そう言えば、ジョットは並盛の事を知っとるみたいやけど、スーパーの場所とか教えてくれへんやろうか?
「ジョット、買い物に行こうかと思うんやけど、スーパーの場所って教えてくれへん?」
『……分かった』
心配そうにオレの事を見ているジョットに、恐る恐る質問すれば、少しだけ考えてから頷いてくれる。
でも、なしてそないに間があいとるんやろう?
「嫌やったら、言うてくれてもええで、散歩しがてら探すさかい」
返事に間があるんは、気がのらへんからやろうと思うって、出来るだけジョットに迷惑を掛けないように言えば、困ったような表情をする。
その表情からは、嫌やと言う雰囲気は感じられへんのんやけど
でも、何でそないな表情を見せるのかが分からへんので、思わず首を傾げてしまう。
「どないしたんや?」
『……嫌な訳ではなく、私もそこまでちゃんとした地理を把握している訳じゃないからだ』
「なんや、それやったら大体の場所でええよ。目安が分かれば、助かるんやから」
不思議に思って問い返したオレに、複雑な表情のまま返ってきた言葉に、思わず笑ってしまう。

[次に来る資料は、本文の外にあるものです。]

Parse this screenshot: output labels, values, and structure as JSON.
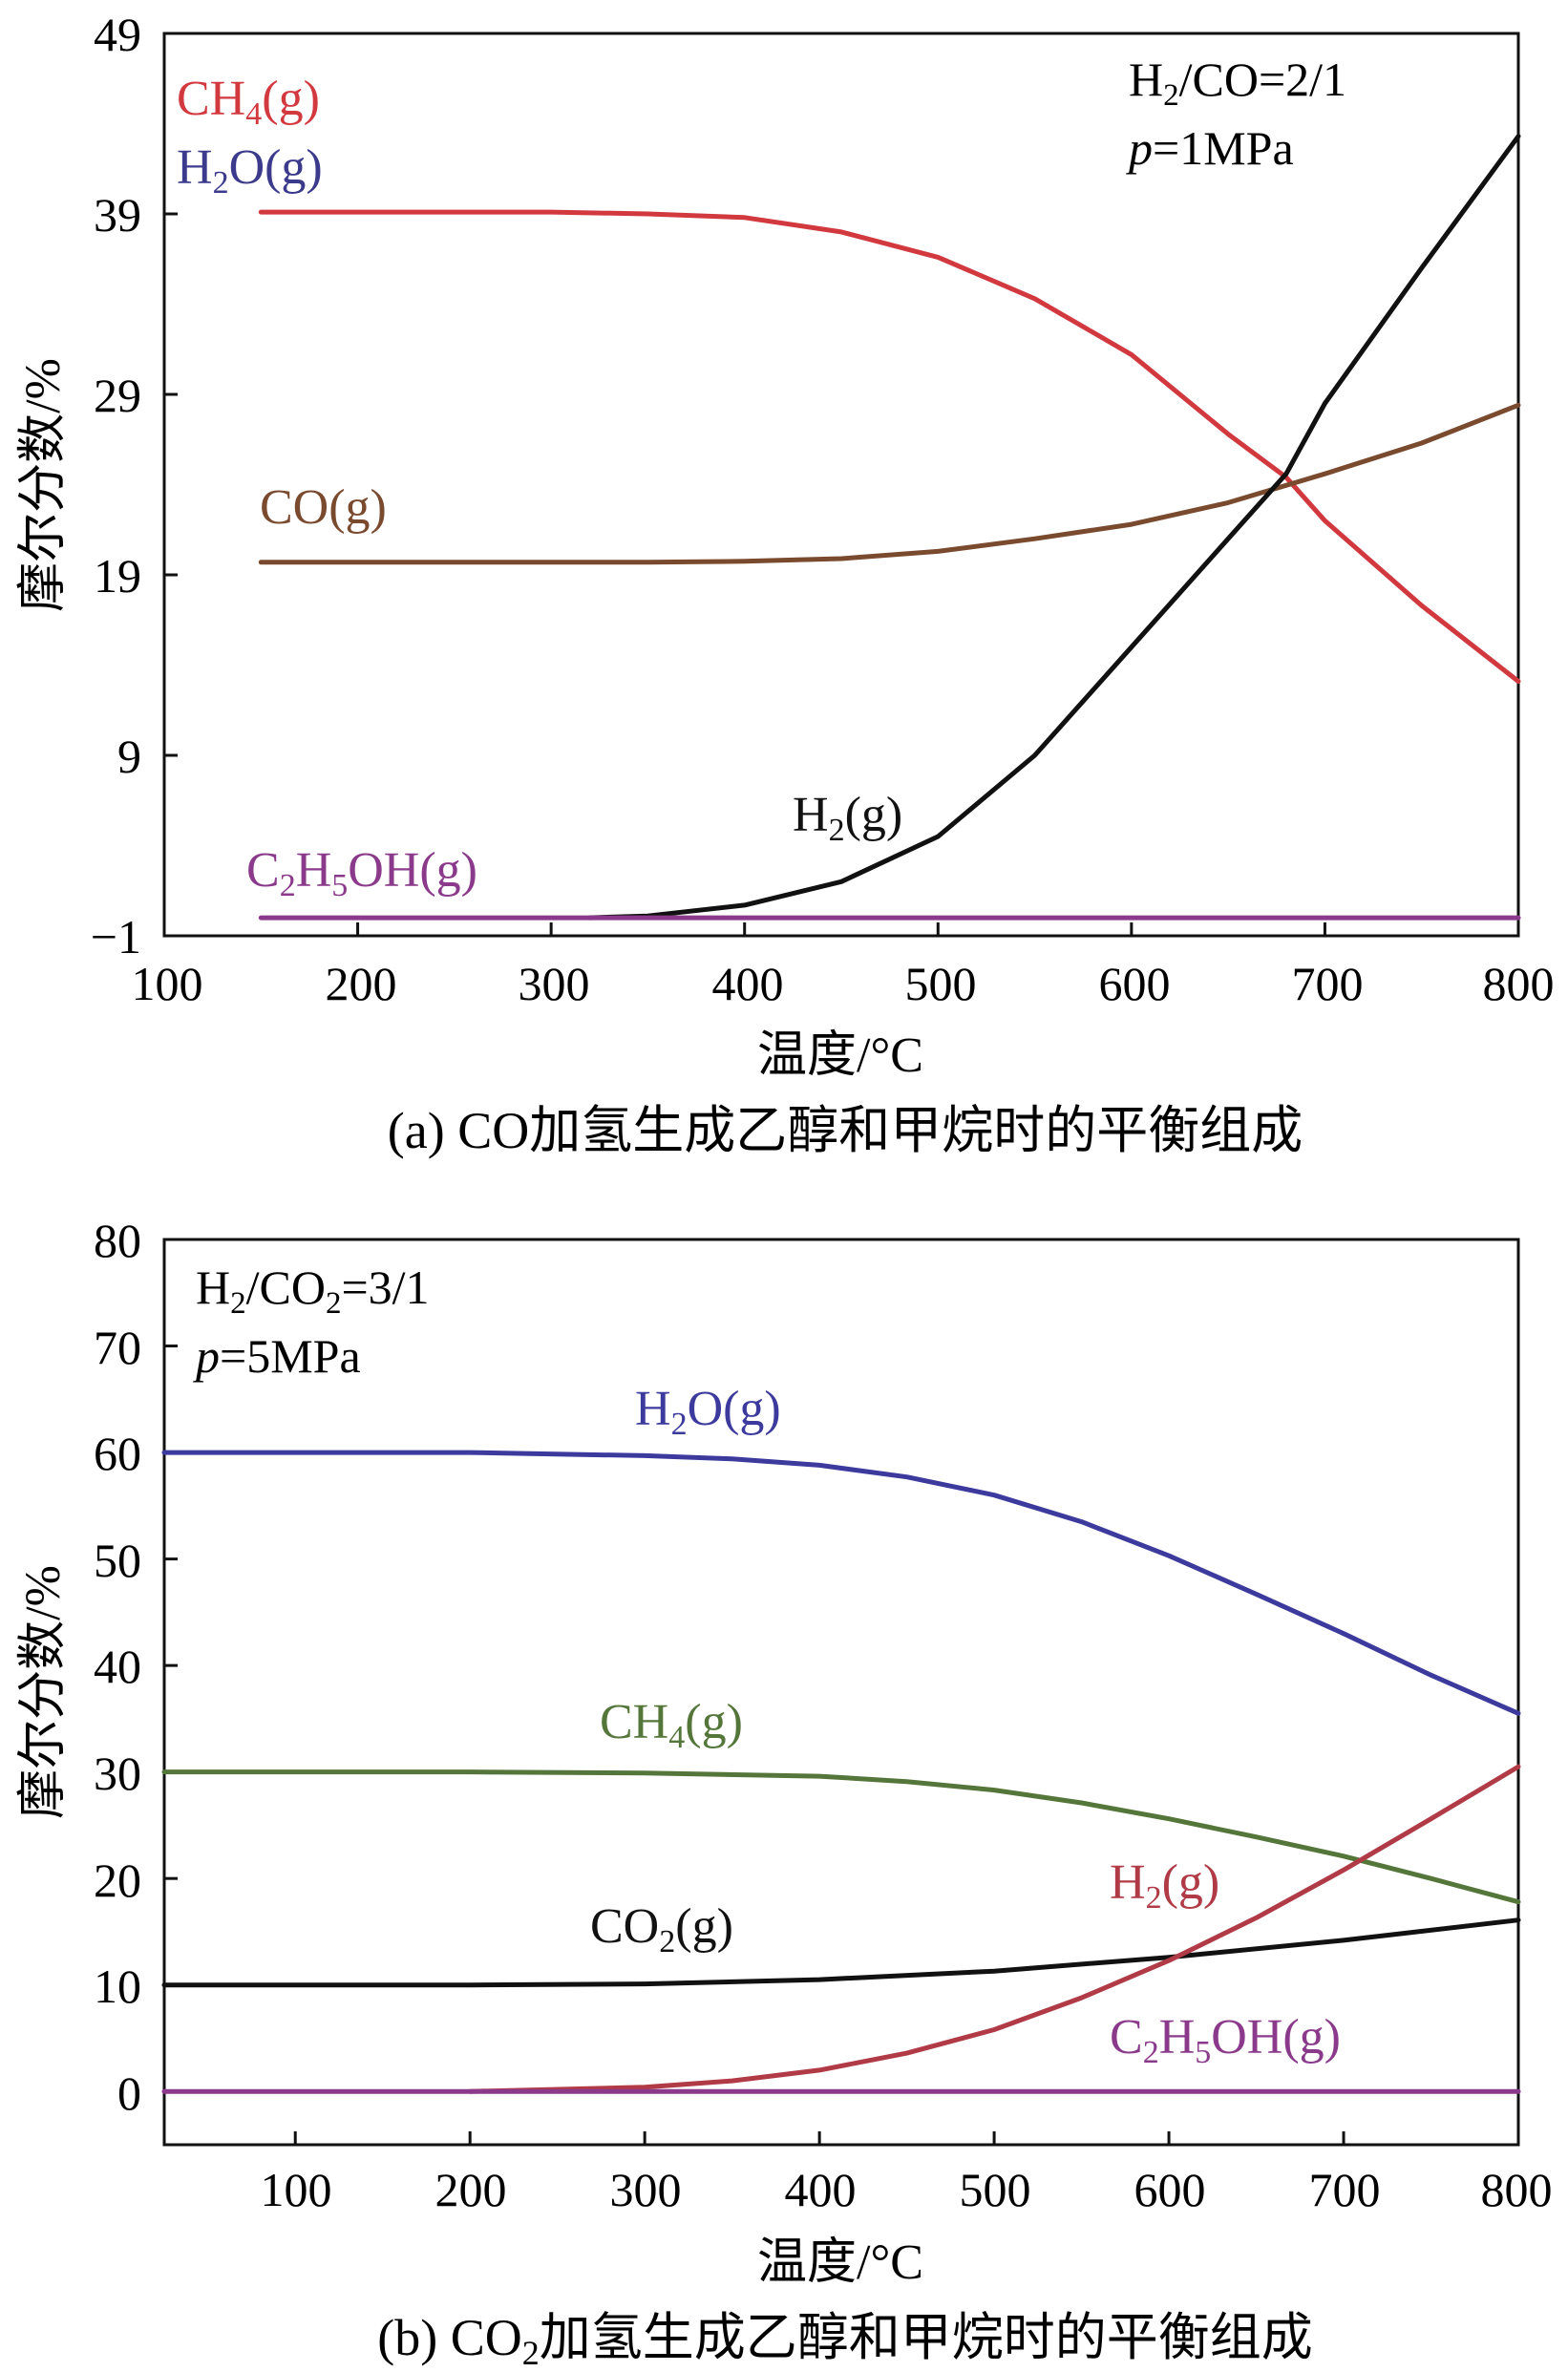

まぁ、ジョットはずっと誰かに憑いとったみたいなんやから、その人物の行動範囲しか分からんのは当然や。
だからこそ、別にそこまではっきりとした内容を求めとる訳やないから、気にせんでもええのに、ほんま、そう言う所は律儀なんやなぁ。
「とりあえず、探索やしこの辺に何があるかは知っときたいんや。それに、分からへんなったら、その辺の浮幽霊に聞きゃええんやしな」
『……………』
笑いながら返したオレに、ジョットが複雑な表情を見せる。
なんや、オレ変な事言うたんやろうか?
よう分からへんのやけど、ジョットが複雑な表情をするのにもう一度首を傾げながら、出掛ける準備をする。

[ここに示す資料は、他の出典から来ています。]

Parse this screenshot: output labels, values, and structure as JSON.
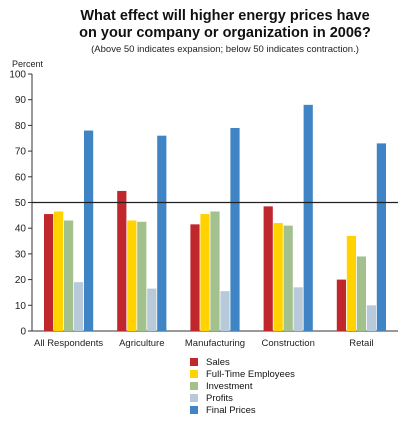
{
  "chart_data": {
    "type": "bar",
    "title_line1": "What effect will higher energy prices have",
    "title_line2": "on your company or organization in 2006?",
    "subtitle": "(Above 50 indicates expansion; below 50 indicates contraction.)",
    "ylabel": "Percent",
    "xlabel": "",
    "ylim": [
      0,
      100
    ],
    "yticks": [
      0,
      10,
      20,
      30,
      40,
      50,
      60,
      70,
      80,
      90,
      100
    ],
    "reference_line": 50,
    "grid": false,
    "legend_position": "bottom-center",
    "categories": [
      "All Respondents",
      "Agriculture",
      "Manufacturing",
      "Construction",
      "Retail"
    ],
    "series": [
      {
        "name": "Sales",
        "color": "#c0272d",
        "values": [
          45.5,
          54.5,
          41.5,
          48.5,
          20
        ]
      },
      {
        "name": "Full-Time Employees",
        "color": "#ffd200",
        "values": [
          46.5,
          43,
          45.5,
          42,
          37
        ]
      },
      {
        "name": "Investment",
        "color": "#a3c18c",
        "values": [
          43,
          42.5,
          46.5,
          41,
          29
        ]
      },
      {
        "name": "Profits",
        "color": "#b8cad9",
        "values": [
          19,
          16.5,
          15.5,
          17,
          10
        ]
      },
      {
        "name": "Final Prices",
        "color": "#3f84c5",
        "values": [
          78,
          76,
          79,
          88,
          73
        ]
      }
    ]
  }
}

言うても、ここに来る時に持っとったでっかいスポーツバックを置いて、ポケットに財布と携帯を入れるだけなんやけどな。
ポケットの中にこの二つがある事を確認してから、今度から必要不可欠な存在となるやろうカードキーと準備してくれとった菓子詰を手に部屋を出た。

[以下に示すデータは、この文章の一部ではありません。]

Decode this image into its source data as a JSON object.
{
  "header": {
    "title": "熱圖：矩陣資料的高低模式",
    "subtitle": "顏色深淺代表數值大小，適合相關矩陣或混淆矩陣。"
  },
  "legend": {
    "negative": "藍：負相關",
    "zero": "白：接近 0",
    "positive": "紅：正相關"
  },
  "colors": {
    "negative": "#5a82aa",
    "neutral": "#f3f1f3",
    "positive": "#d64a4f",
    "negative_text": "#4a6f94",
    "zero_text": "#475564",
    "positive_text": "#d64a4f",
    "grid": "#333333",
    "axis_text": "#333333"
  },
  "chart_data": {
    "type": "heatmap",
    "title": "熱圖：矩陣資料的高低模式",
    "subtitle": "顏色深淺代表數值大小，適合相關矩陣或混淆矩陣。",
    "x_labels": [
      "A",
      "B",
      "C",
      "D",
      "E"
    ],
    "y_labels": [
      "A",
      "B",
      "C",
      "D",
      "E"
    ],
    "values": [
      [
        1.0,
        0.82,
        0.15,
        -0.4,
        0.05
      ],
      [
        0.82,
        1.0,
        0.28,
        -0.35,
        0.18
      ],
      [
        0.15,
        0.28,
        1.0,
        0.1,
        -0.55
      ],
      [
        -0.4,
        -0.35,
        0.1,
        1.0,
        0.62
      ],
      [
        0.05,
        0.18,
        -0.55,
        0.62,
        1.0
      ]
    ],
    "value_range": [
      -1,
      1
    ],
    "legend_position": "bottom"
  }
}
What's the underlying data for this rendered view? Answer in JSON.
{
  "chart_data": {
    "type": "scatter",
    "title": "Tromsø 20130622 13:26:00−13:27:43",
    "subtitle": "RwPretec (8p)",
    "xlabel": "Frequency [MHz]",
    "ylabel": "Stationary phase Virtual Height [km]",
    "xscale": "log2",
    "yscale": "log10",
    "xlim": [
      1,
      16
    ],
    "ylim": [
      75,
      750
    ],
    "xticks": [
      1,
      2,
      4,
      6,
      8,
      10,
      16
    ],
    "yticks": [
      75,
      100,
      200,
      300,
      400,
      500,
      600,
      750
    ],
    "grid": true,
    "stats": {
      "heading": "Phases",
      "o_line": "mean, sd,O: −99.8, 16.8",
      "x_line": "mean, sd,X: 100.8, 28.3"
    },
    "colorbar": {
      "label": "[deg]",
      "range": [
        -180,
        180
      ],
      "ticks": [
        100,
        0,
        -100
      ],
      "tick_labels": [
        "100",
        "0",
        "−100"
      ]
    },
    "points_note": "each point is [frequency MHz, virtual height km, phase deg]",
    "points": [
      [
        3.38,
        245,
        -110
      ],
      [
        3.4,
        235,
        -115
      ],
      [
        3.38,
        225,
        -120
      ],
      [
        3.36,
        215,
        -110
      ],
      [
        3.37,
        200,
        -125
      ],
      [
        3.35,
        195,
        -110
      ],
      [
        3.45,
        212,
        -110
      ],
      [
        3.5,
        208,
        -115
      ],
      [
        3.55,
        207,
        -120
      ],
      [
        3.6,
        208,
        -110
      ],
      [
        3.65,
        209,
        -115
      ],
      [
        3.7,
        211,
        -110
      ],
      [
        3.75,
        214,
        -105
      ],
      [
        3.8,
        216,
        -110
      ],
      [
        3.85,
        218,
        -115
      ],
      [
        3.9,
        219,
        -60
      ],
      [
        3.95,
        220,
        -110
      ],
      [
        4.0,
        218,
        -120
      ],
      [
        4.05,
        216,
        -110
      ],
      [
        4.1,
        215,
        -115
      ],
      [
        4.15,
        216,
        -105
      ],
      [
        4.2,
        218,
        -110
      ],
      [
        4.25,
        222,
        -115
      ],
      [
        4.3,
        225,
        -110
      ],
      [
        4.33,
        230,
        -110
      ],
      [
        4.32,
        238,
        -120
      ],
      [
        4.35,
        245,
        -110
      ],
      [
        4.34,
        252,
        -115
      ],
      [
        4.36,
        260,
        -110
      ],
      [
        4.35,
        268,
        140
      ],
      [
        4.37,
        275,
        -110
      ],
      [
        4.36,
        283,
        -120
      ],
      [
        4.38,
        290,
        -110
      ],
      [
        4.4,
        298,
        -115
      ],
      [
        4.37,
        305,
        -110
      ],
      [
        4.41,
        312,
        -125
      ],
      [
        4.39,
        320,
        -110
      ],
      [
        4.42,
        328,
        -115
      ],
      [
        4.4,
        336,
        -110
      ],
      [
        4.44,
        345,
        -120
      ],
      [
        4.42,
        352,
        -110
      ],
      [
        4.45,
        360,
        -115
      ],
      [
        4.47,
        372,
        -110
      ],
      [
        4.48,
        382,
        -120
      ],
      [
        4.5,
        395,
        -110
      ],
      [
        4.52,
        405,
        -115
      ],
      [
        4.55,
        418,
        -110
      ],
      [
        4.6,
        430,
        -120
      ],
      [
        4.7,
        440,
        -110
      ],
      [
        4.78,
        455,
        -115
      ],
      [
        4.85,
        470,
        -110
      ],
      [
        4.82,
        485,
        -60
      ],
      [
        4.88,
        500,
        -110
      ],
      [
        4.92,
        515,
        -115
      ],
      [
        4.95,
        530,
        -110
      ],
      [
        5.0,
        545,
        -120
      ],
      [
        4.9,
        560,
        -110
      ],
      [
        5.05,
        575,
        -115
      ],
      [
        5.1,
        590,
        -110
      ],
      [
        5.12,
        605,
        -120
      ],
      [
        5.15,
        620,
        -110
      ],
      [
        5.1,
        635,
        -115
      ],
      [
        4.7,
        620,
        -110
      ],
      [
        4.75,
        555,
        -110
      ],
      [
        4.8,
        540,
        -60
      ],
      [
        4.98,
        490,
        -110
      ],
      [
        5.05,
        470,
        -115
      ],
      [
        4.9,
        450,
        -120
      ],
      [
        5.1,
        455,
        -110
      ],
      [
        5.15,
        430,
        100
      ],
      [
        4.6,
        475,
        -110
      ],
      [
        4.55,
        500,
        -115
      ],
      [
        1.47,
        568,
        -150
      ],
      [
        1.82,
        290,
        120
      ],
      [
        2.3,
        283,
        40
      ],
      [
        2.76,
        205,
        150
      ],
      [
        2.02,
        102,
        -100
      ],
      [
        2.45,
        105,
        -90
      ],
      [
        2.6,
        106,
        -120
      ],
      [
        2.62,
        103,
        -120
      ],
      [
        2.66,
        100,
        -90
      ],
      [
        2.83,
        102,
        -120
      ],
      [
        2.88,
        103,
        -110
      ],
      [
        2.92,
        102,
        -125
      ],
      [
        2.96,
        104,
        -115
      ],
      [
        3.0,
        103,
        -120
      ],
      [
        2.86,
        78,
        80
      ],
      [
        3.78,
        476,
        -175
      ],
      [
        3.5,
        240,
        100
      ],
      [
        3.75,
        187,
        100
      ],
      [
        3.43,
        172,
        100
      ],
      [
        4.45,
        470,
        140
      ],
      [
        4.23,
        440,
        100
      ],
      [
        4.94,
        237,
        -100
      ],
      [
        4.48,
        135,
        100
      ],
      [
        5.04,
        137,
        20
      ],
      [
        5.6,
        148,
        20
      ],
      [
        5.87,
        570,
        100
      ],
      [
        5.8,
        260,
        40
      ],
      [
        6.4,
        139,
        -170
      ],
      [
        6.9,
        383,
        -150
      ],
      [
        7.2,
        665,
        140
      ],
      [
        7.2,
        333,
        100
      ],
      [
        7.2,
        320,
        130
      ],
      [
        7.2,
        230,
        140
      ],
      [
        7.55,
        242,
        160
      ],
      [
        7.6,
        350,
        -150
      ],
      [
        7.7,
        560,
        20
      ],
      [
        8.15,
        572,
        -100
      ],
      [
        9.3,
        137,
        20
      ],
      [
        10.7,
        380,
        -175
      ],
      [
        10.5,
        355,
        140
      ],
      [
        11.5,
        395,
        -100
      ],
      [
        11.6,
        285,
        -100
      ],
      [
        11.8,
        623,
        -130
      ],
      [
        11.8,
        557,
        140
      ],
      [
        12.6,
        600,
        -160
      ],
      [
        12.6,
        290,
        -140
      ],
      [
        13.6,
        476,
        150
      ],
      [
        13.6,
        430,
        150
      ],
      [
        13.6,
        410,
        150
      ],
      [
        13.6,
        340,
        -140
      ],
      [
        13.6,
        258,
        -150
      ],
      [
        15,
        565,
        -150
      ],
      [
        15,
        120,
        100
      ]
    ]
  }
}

ドアのキーは自動ロックになっとるようやから、忘れんようにカードキーは持ち歩かんとあかん。
忘れたら、管理人に言えば何とかしてくれるんやろうか?
自分が結構抜けとる自覚はしとるから、素直にそないな事を考えてしまうんは、間違いなくやらかしてしまうと言う自信があるからからや。
その時には、ジョットに頼んだらドアを開けてもらえるんやろうか?
それで何とかなるんやったら、助かるんやけどな。
「えっと、まずは管理の人に挨拶やな」
居ってくれると、ええんやけど……
入ってくる時は、居らんかった管理人の事を思い出しながら、エレベーターに乗り一階へと向かう。
軽い音を鳴らしてエレベーターが目的の階で止まり、ドアが開く。
それに従って、エレベーターを出れば、心配は杞憂に終わり管理の人はちゃんと管理室に居ってくれたんで簡単な挨拶を済ませてから、マンションを出た。
管理の人は気さくな人で、親切な事にこの辺の地理を簡単に説明してくれたので、有難い。
兎に角、今の目的は食いもんや!
近くに商店街がある言うとったから、そっちに行けばファーストフードぐらい売ってるやろう。
まずは腹ごしらえしてから、買い物した方がええかな?
「まぁ。行きながら考えるか」
今日の夕飯は、カップめんで決まりやし、明日の朝は普通にパンでええやろう。
って、米とかも買わんといかんのやったな、それは明日でええか……
流石に、今日はそこまでの手持ちがないから、夜に親父に連絡してその辺の事ちゃんと聞かなあかんよな。
そんな事を考えながら、教えられた商店街に向けてゆっくりとした足取りで歩き出す。
でもまさか、この買い物が人生を左右するものになるやなんて、今のオレが知るよしもなかった。